Where does a 680-ton nuclear power generator sit? Well, not exactly anywhere it wants.
That's why Westinghouse had to bring its 36-axle "schnabel" rail car to Charleston to haul the behemoth cargo to the new reactors being added to the V.C. Summer Nuclear Station in Jenkinsville by Moncks Corner-based Santee Cooper and Cayce-based South Carolina Electric & Gas.
A schnabel is a special freight car built to haul heavy and oversized loads by rail.
Westinghouse owns the WECX-800 schnabel which, with a 345-foot maximum loaded length and a nearly 900-ton hauling capacity, is the largest rail car ever built.
The South Korea-built generator arrived at the Port of Charleston last month and was loaded onto the schnabel car, where it sat in the railyard at the end of Columbus Street until its departure over the weekend.
The generator will be used in the first of two new AP-1000 nuclear power units being built at the Jenkinsville site. The first of those units is scheduled for completion in late 2018 or early 2019, with the second following about a year later.
According to Wikipedia, schnabel comes from the German term "tragschnabelwagen," which means "'carrying-beak-wagon,' because of the usually tapered shape of the lifting arms, resembling a bird's beak."
Given the way the last gridiron season went, the USC Gamecocks would gladly take a No. 16 ranking, even from the likes of Forbes magazine.
But in this case, the statistical distinction had nothing to do with the win-and-loss column. It was based purely on the bottom line.
In a recent report, Forbes determined that the University of South Carolina's football program was tied for 16th - with the Michigan State Spartans - with a projected total team value of $72 million based on figures from the 2014 season. USC racked up $56 million in revenue and turned a $30 million profit, the business publication said.
"Increased ticket sales, contributions and conference distributions added $5.3 million to the Gamecocks' bottom line last year," Forbes said.

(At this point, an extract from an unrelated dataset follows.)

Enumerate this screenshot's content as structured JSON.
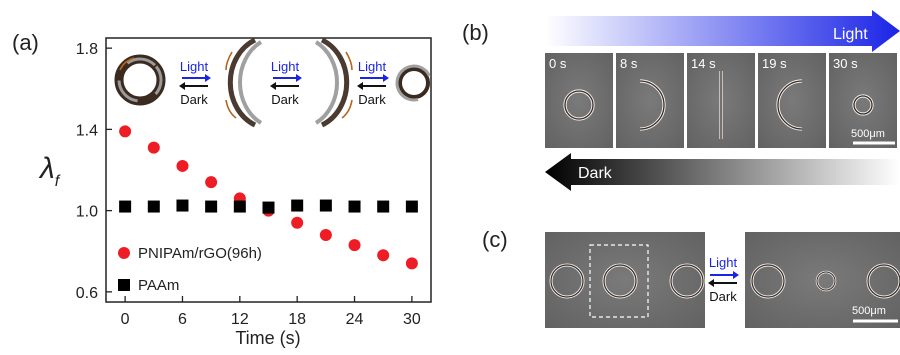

Topping the list were the Texas Longhorns, which the magazine estimated are worth $131 million. Forbes limited its rankings to the 20 biggest college football programs. Clemson University wasn't among them.
Forbes said it seeks "to measure the value that college football's top teams generate for four key areas: their athletic departments, their universities, their conferences and their local economies."
The site of the former Carolina's restaurant at 10 Exchange St. in downtown Charleston recently sold for $1 million. The buyer is an entity called ES10 LLC, according to county property records. The firm is registered to developer Anthony Kassis of Mount Pleasant.
Kassis wouldn't comment on what the building will be used for, other than to say an announcement could be made in the coming months.
Carolina's closed in March after 27 years of offering fine dining on the peninsula. The movement of bars and restaurants to Upper King Street and competition in the industry helped lead to its demise.
The 6,230-square-foot property was listed last year after Carolina's closed. The asking price at that time was $2.37 million. The seller was Isle of Palms-based 10 Exchange Street LLC.
Part of the Gateway project in Mount Pleasant will break ground this week.
Officials from Landmark Enterprises, Raines Hospitality and Springbridge Development will turn the first ceremonial shovels of earth at a private event Thursday at 235 Magrath Darby Blvd. for a new 110-room, seven-story SpringHill Suites, a Marriott brand.
Gateway includes a 60,000-square-foot office building as well. Construction could begin on it in about six months, according to Jason Ward with Landmark Enterprises. Site work is already underway for the development.
Bull Street Gourmet wants its patrons to be able to dine al fresco.
Owner Justin Croxall has applied to the city of Charleston's Zoning Appeals Board to allow a sidewalk cafe at its 441 Meeting St location at the Elan Midtown apartments.
The restaurant is asking for a variance because the sidewalk does not meet the minimum width of 15 feet. The board meets at 5:15 p.m. Tuesday at 75 Calhoun St.
Alltel is no more in South Carolina. The former wireless phone company's nine remaining retail locations in South Carolina recently made the switch to AT&T brand. The stores are in Orangeburg, Barnwell, Chester, Gaffney, Greenwood, Laurens, Newberry and Seneca.
Dallas-based AT&T acquired the brick-and-mortar outlets as part of its $780 million purchase of Atlantic Tele-Network's Alltel unit in South Carolina and other five other states.
The September 2013 deal included 590,000 subscribers, as well as retail stores and wireless licenses, in mainly rural areas of the Carolinas, Georgia, Idaho, Illinois and Ohio.
More than 70,000 former Alltel customers in South Carolina will be notified soon to make the switch to new devices that work on AT&T's network.